Seeing as I haven't had an intellectual discussion in recent memory (or even distant memory in fact), my brain is rusty, but following links around a few blogs I keep track of, I'm reminded of the irony I find in many of the debates that we read online. Note though, that I'm mainly talking about blogs relating to local concerns; I have no interest nor nearly enough knowledge to comment on anything else.
About elitism. This is a supremely ironic debate to my mind; elites don't think of themselves in those terms - an elite who is concerned that he is being elitist would not be an elitist, this is a contradiction in terms, because according to
Answers.com, he has to believe he is superior. I am mystified as to why there was even an article in the national papers about a survey in schools asking students something along those lines. [Snark: Although I'm surprised that the elitists who were conducting the survey determined that the neighbourhood school students had sufficient commands of the language to know what "elitist" means.]

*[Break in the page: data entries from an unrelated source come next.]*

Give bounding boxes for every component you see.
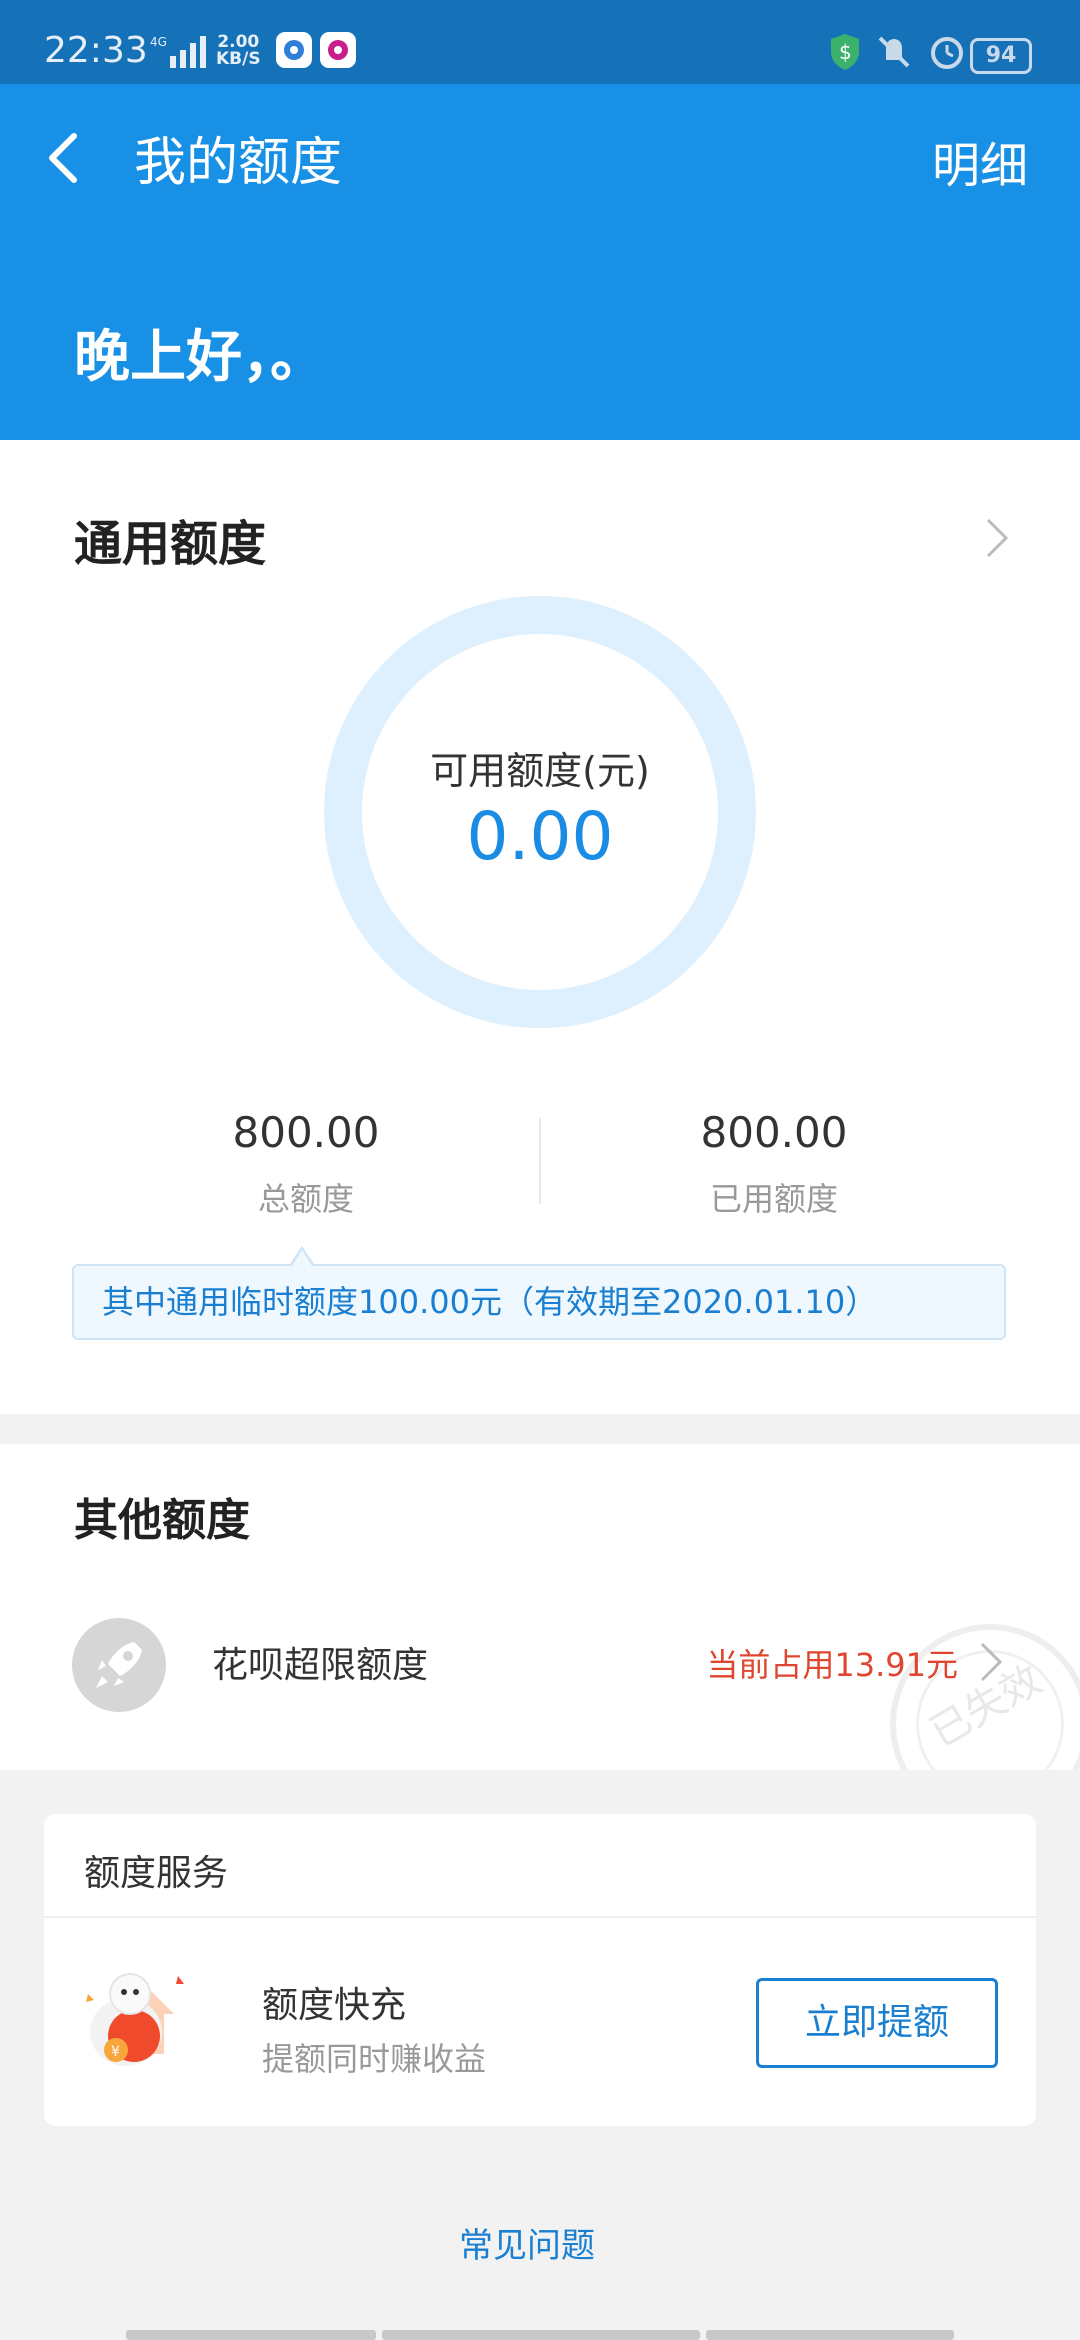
alarm-icon	[931, 37, 963, 69]
svg-text:$: $	[839, 40, 852, 64]
available-quota-label: 可用额度(元)	[430, 749, 650, 793]
status-bar: 22:33 4G 2.00 KB/S $ 94	[0, 0, 1080, 84]
notice-pointer	[292, 1250, 312, 1266]
divider	[539, 1118, 541, 1204]
general-quota-card[interactable]: 通用额度 可用额度(元) 0.00 800.00 总额度 800.00 已用额度…	[0, 440, 1080, 1414]
overlimit-quota-status: 当前占用13.91元	[706, 1646, 958, 1684]
signal-icon: 4G	[150, 35, 206, 68]
raise-quota-button[interactable]: 立即提额	[756, 1978, 998, 2068]
back-arrow-icon[interactable]	[44, 128, 84, 188]
divider	[44, 1916, 1036, 1918]
rocket-icon	[72, 1618, 166, 1712]
network-type: 4G	[150, 35, 167, 49]
status-time: 22:33	[44, 30, 148, 71]
other-quota-card: 其他额度 已失效 花呗超限额度 当前占用13.91元	[0, 1444, 1080, 1770]
network-speed: 2.00 KB/S	[216, 32, 261, 69]
other-quota-title: 其他额度	[74, 1495, 250, 1546]
shield-icon: $	[831, 34, 859, 70]
quota-service-title: 额度服务	[84, 1853, 229, 1894]
nav-indicator	[706, 2330, 954, 2340]
detail-button[interactable]: 明细	[932, 126, 1028, 196]
greeting-text: 晚上好，。	[74, 325, 326, 390]
available-quota-value: 0.00	[466, 798, 614, 875]
mute-vibrate-icon	[878, 36, 910, 68]
quick-recharge-name: 额度快充	[262, 1985, 407, 2026]
quota-service-card: 额度服务 ¥ 额度快充 提额同时赚收益 立即提额	[44, 1814, 1036, 2126]
app-notification-icon	[276, 32, 312, 68]
svg-text:¥: ¥	[111, 2044, 120, 2060]
overlimit-quota-name[interactable]: 花呗超限额度	[212, 1636, 428, 1688]
nav-indicator	[382, 2330, 700, 2340]
page-header: 我的额度 明细 晚上好，。	[0, 84, 1080, 440]
page-title: 我的额度	[134, 133, 343, 193]
chevron-right-icon[interactable]	[982, 516, 1012, 560]
nav-indicator	[126, 2330, 376, 2340]
faq-link[interactable]: 常见问题	[0, 2218, 1054, 2267]
app-notification-icon	[320, 32, 356, 68]
chevron-right-icon[interactable]	[976, 1640, 1006, 1684]
temporary-quota-notice: 其中通用临时额度100.00元（有效期至2020.01.10）	[72, 1264, 1006, 1340]
quick-recharge-subtitle: 提额同时赚收益	[262, 2040, 487, 2078]
general-quota-title: 通用额度	[74, 516, 267, 572]
total-quota-label: 总额度	[257, 1180, 354, 1218]
total-quota-value: 800.00	[232, 1108, 380, 1157]
mascot-icon: ¥	[86, 1973, 184, 2066]
used-quota-label: 已用额度	[709, 1180, 838, 1218]
battery-icon: 94	[970, 38, 1032, 74]
used-quota-value: 800.00	[700, 1108, 848, 1157]
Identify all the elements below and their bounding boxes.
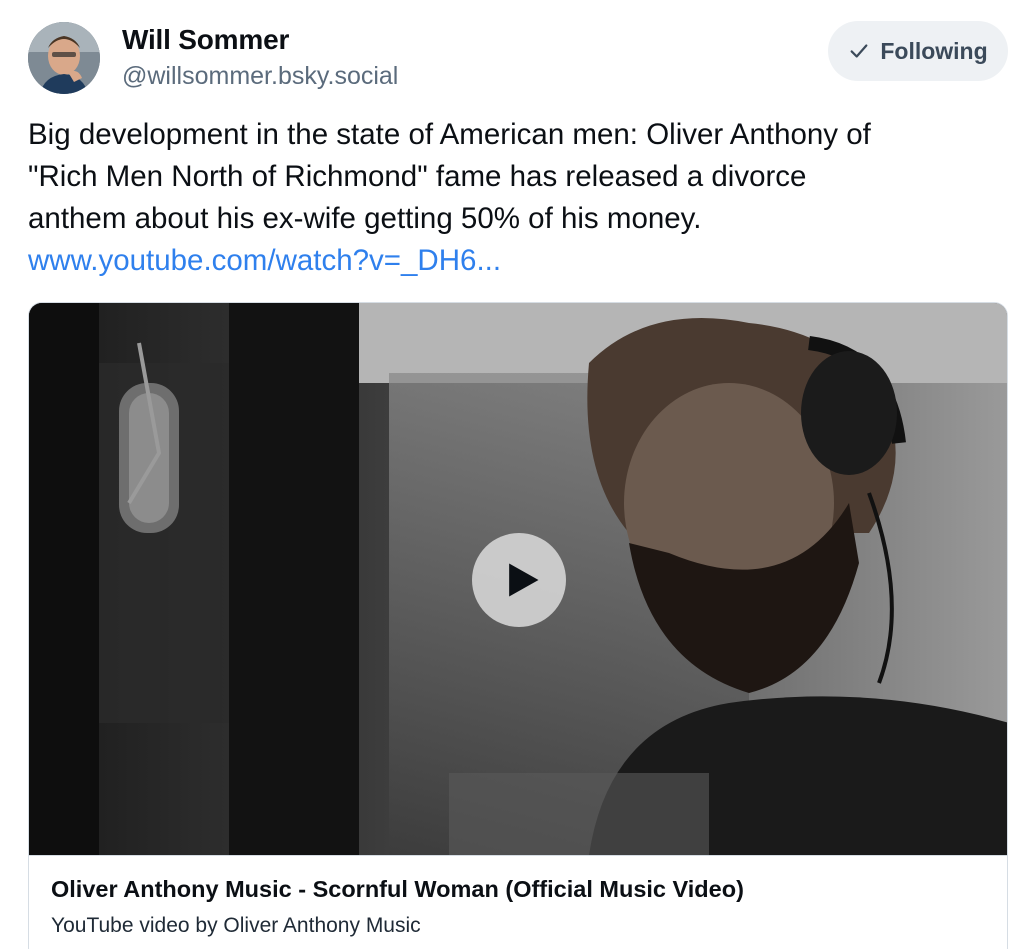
author-handle[interactable]: @willsommer.bsky.social <box>122 62 398 91</box>
post-link[interactable]: www.youtube.com/watch?v=_DH6... <box>28 240 501 282</box>
embed-meta: Oliver Anthony Music - Scornful Woman (O… <box>29 855 1007 949</box>
author-avatar[interactable] <box>28 22 100 94</box>
embed-description: YouTube video by Oliver Anthony Music <box>51 914 421 937</box>
author-display-name[interactable]: Will Sommer <box>122 24 289 56</box>
following-button[interactable]: Following <box>828 21 1008 81</box>
avatar-image <box>28 22 100 94</box>
following-button-label: Following <box>880 37 988 64</box>
video-embed-card[interactable]: Oliver Anthony Music - Scornful Woman (O… <box>28 302 1008 949</box>
video-thumbnail[interactable] <box>29 303 1007 855</box>
play-button[interactable] <box>472 533 566 627</box>
post-text: Big development in the state of American… <box>28 118 871 235</box>
embed-title: Oliver Anthony Music - Scornful Woman (O… <box>51 876 744 902</box>
check-icon <box>850 44 868 58</box>
post-card: Will Sommer @willsommer.bsky.social Foll… <box>0 0 1024 949</box>
play-icon <box>509 563 539 597</box>
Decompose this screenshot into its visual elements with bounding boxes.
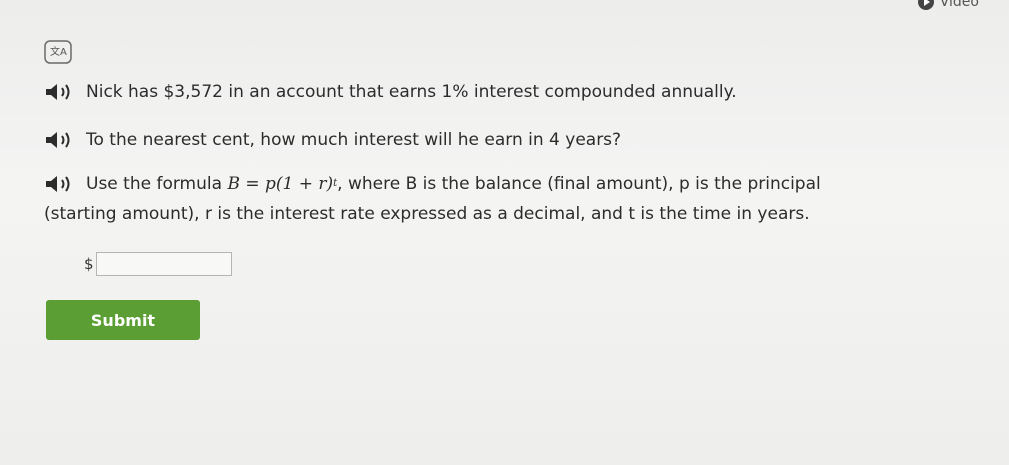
submit-button[interactable]: Submit [46, 300, 200, 340]
problem-line-4: (starting amount), r is the interest rat… [44, 204, 810, 224]
problem-text: Nick has $3,572 in an account that earns… [86, 82, 737, 102]
speaker-icon[interactable] [44, 82, 82, 102]
question-text: To the nearest cent, how much interest w… [86, 130, 622, 150]
answer-row: $ [84, 252, 232, 276]
currency-symbol: $ [84, 255, 94, 273]
formula-intro: Use the formula [86, 174, 223, 194]
speaker-icon[interactable] [44, 174, 82, 194]
formula-explanation: , where B is the balance (final amount),… [337, 174, 821, 194]
svg-text:文A: 文A [50, 45, 67, 58]
speaker-icon[interactable] [44, 130, 82, 150]
formula: B = p(1 + r) [227, 174, 334, 194]
video-label: Video [939, 0, 979, 10]
problem-line-1: Nick has $3,572 in an account that earns… [44, 80, 737, 104]
problem-line-3: Use the formula B = p(1 + r) t, where B i… [44, 172, 821, 196]
answer-input[interactable] [95, 252, 232, 276]
play-icon [917, 0, 934, 10]
translate-icon[interactable]: 文A [44, 40, 72, 64]
problem-line-2: To the nearest cent, how much interest w… [44, 128, 621, 152]
video-link[interactable]: Video [917, 0, 979, 10]
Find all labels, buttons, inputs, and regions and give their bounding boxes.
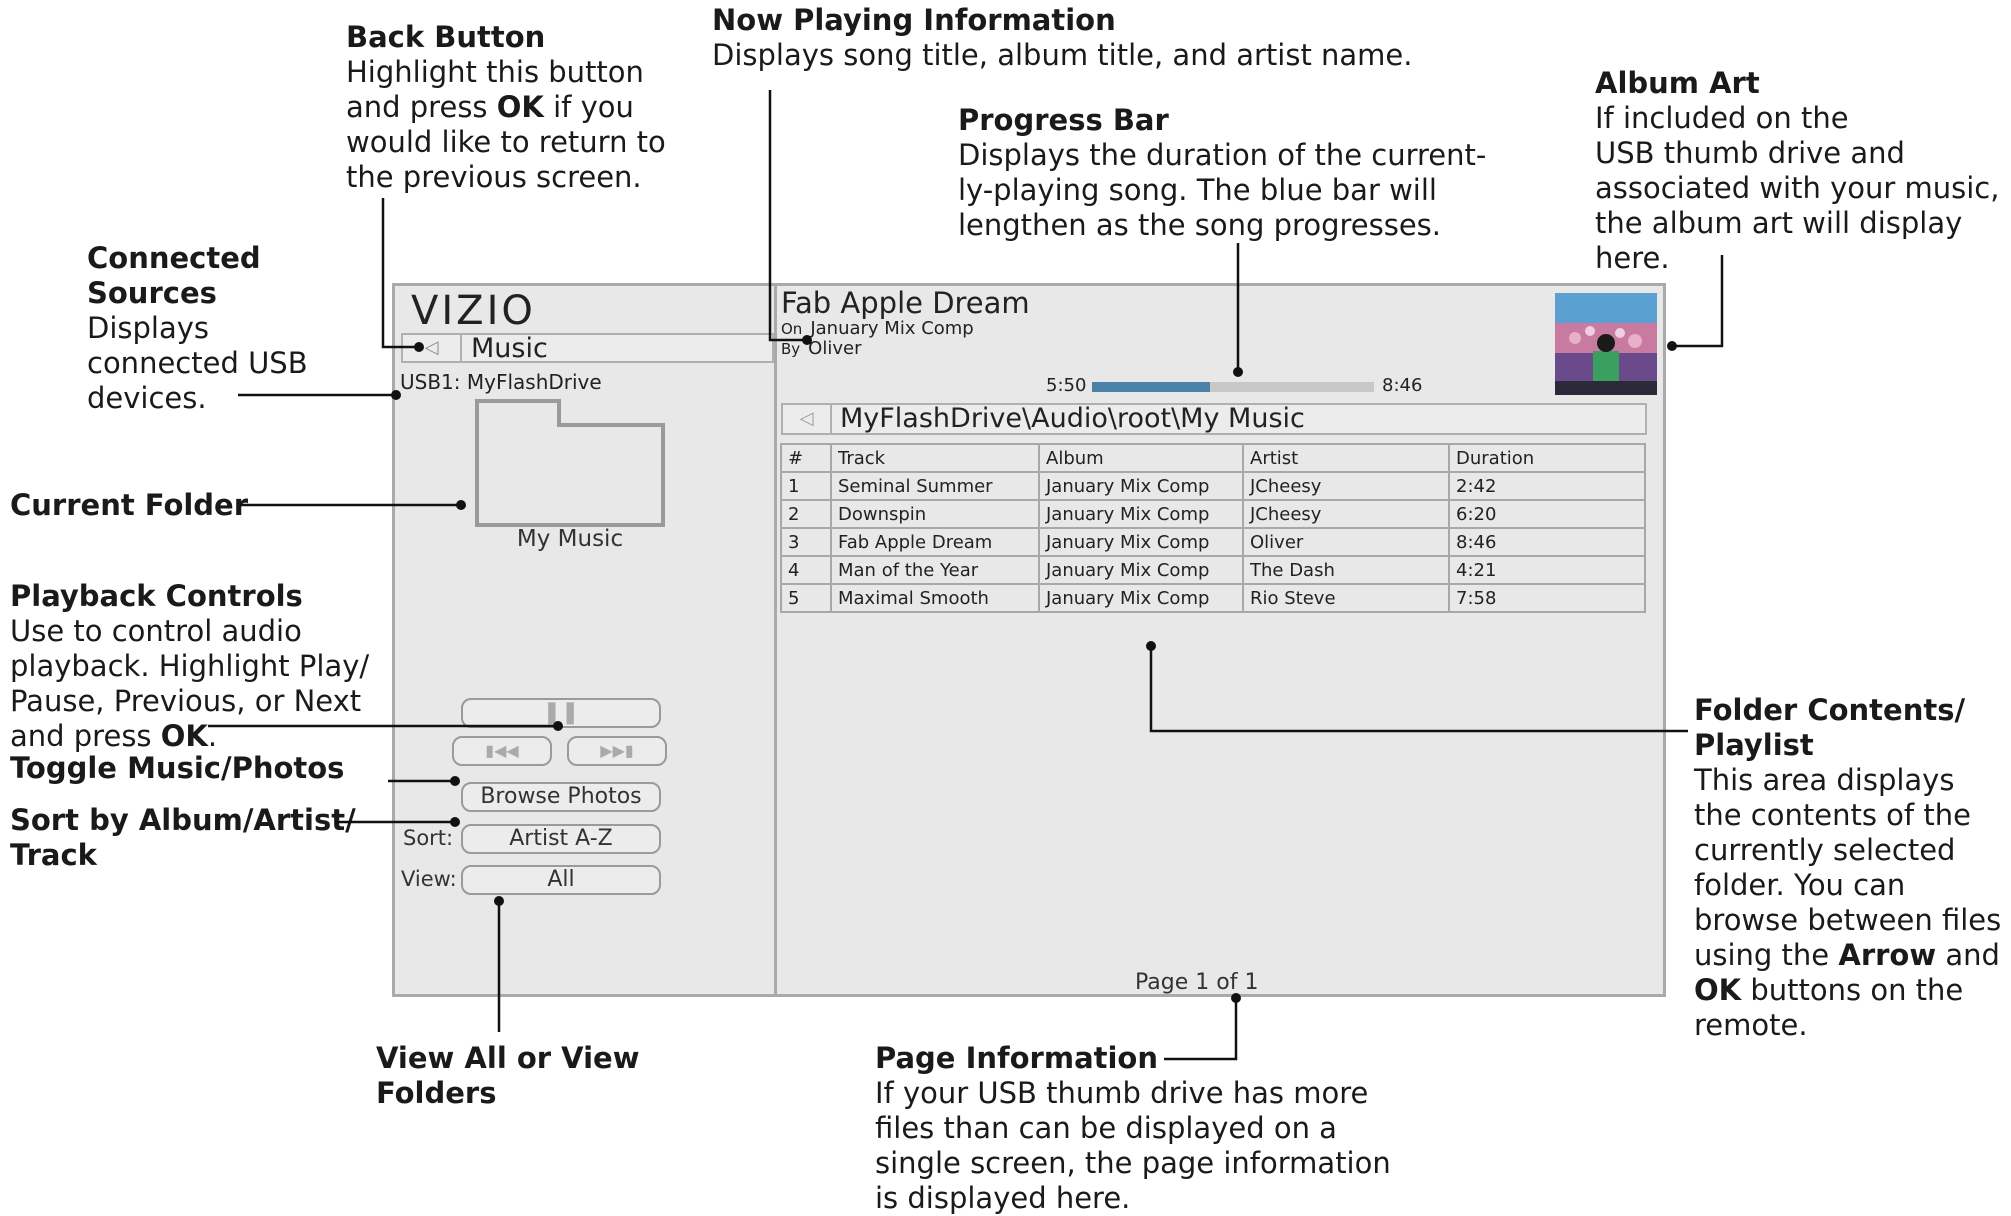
leader-dot [456,500,466,510]
leader-dot [553,721,563,731]
folder-contents-leader [1149,646,1688,733]
leader-dot [414,342,424,352]
back-button-leader [381,198,419,349]
now-playing-leader [768,90,807,342]
leader-dot [391,390,401,400]
diagram-stage: Back Button Highlight this button and pr… [0,0,2011,1215]
leader-dot [802,335,812,345]
leader-dot [1231,993,1241,1003]
album-art-leader [1672,255,1724,348]
leader-dot [494,896,504,906]
leader-dot [450,817,460,827]
leader-dot [1233,367,1243,377]
leader-dot [450,776,460,786]
page-info-leader [1164,998,1238,1061]
leader-dot [1667,341,1677,351]
leader-dot [1146,641,1156,651]
leader-lines [208,90,1724,1061]
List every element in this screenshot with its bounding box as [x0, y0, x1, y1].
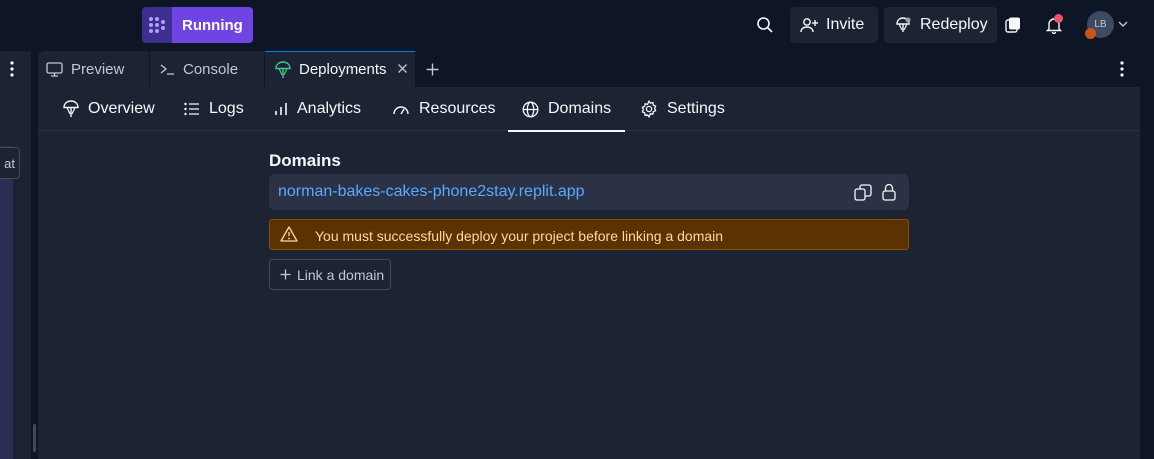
subnav-label: Domains [548, 100, 612, 117]
gauge-icon [392, 102, 410, 116]
link-domain-label: Link a domain [297, 266, 385, 283]
tab-console[interactable]: Console [150, 51, 264, 87]
link-domain-button[interactable]: Link a domain [269, 259, 391, 290]
terminal-icon [160, 63, 175, 76]
deployment-subnav: Overview Logs Analytics Resources Domain… [38, 87, 1140, 132]
deployments-content: Overview Logs Analytics Resources Domain… [38, 87, 1140, 459]
subnav-settings[interactable]: Settings [640, 87, 725, 131]
invite-button[interactable]: Invite [790, 7, 878, 43]
subnav-label: Settings [667, 100, 725, 117]
tab-label: Console [183, 60, 239, 78]
list-icon [184, 102, 200, 116]
gear-icon [640, 100, 658, 118]
monitor-icon [46, 61, 63, 77]
search-icon[interactable] [753, 13, 777, 37]
subnav-label: Resources [419, 100, 496, 117]
globe-icon [522, 101, 539, 118]
avatar-badge [1085, 28, 1096, 39]
chevron-down-icon[interactable] [1117, 17, 1129, 31]
more-vertical-icon[interactable] [4, 59, 20, 79]
section-title: Domains [269, 151, 341, 170]
deploy-icon [275, 60, 291, 79]
deploy-icon [894, 16, 912, 34]
notification-dot [1054, 14, 1063, 23]
panel-resize-handle[interactable] [33, 424, 36, 452]
run-status-icon [142, 7, 172, 43]
warning-icon [280, 226, 298, 242]
subnav-analytics[interactable]: Analytics [274, 87, 361, 131]
subnav-overview[interactable]: Overview [63, 87, 155, 131]
left-panel: at [0, 51, 31, 459]
domain-url-field: norman-bakes-cakes-phone2stay.replit.app [269, 174, 909, 210]
lock-icon[interactable] [882, 183, 896, 201]
deploy-icon [63, 100, 79, 118]
warning-text: You must successfully deploy your projec… [315, 228, 724, 244]
close-icon[interactable] [397, 63, 408, 74]
main-panel: Preview Console Deployments Overview Log… [38, 51, 1140, 459]
tab-deployments[interactable]: Deployments [265, 51, 415, 87]
subnav-resources[interactable]: Resources [392, 87, 495, 131]
warning-banner: You must successfully deploy your projec… [269, 219, 909, 250]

There's also this whole backlash with the relief teacher who was dismissed. There's been a lot of activity in the blogging community about this issue, but I find some of the arguments most amusing. The entire event, while unfortunate, isn't all that deep, but comments and analyses have been spinning out of control. So the guy was fired. He wanted the justification for it. Whether or not he intended to use the reply, or lack of it, from the Ministry as fodder to fuel anti-government tendencies or whether he just felt that he deserved an explanation I don't know, and I don't care to speculate, but the amusing thing for me is that the end result of all this is general confusion - so are we, the people, demanding transparency, sexual-preference-blindness in the hiring of teachers or some other end result? No one seems to be concise or focused. This is in fact why I've ever had even the slightest inclination to participate in the concerns of the local online community. Mr Brown had that entry about ministers' salaries, to which someone said that US presidents make money from book deals so have continuing income which our Prime Minister does not, and to which I rebutted that that person apparently never stepped into a local bookstore and seen the memoirs of our twice-ex-Prime Minister, and this with him earning pension and still holding a paying post as some-trumped-up-title Minister.
I just have to share my personal opinion about something I feel is related. So, back in the day, I was hoping for a scholarship (no such luck) and was applying to Brown University. So apparently I was a borderline case, because I was granted a personal interview with an alum (a friend who DID eventually get accepted was not interviewed) who asked me whether I was willing to go to all lengths to enter Brown, including taking a loan and financing my own studies there. Of course not, I replied (200k is not a loan you can take up without collateral), and he gave me the example of his ex-roommate, who apparently did exactly that. Well, I had familial obligations, to fund my siblings' educations as well, I said. His argument was that money is not important, to which I rebutted, well, he was working in a high paying job (the interview was held at the tower club) and he went on to confide: once his children were grown up he was going to retire and live the simple life. Ah-hah! I pointed out to him that if money were truly unimportant, he would not be working now at all, but would already be living the simple life. To which he didn't have a reply, except that I wasn't accepted into Brown.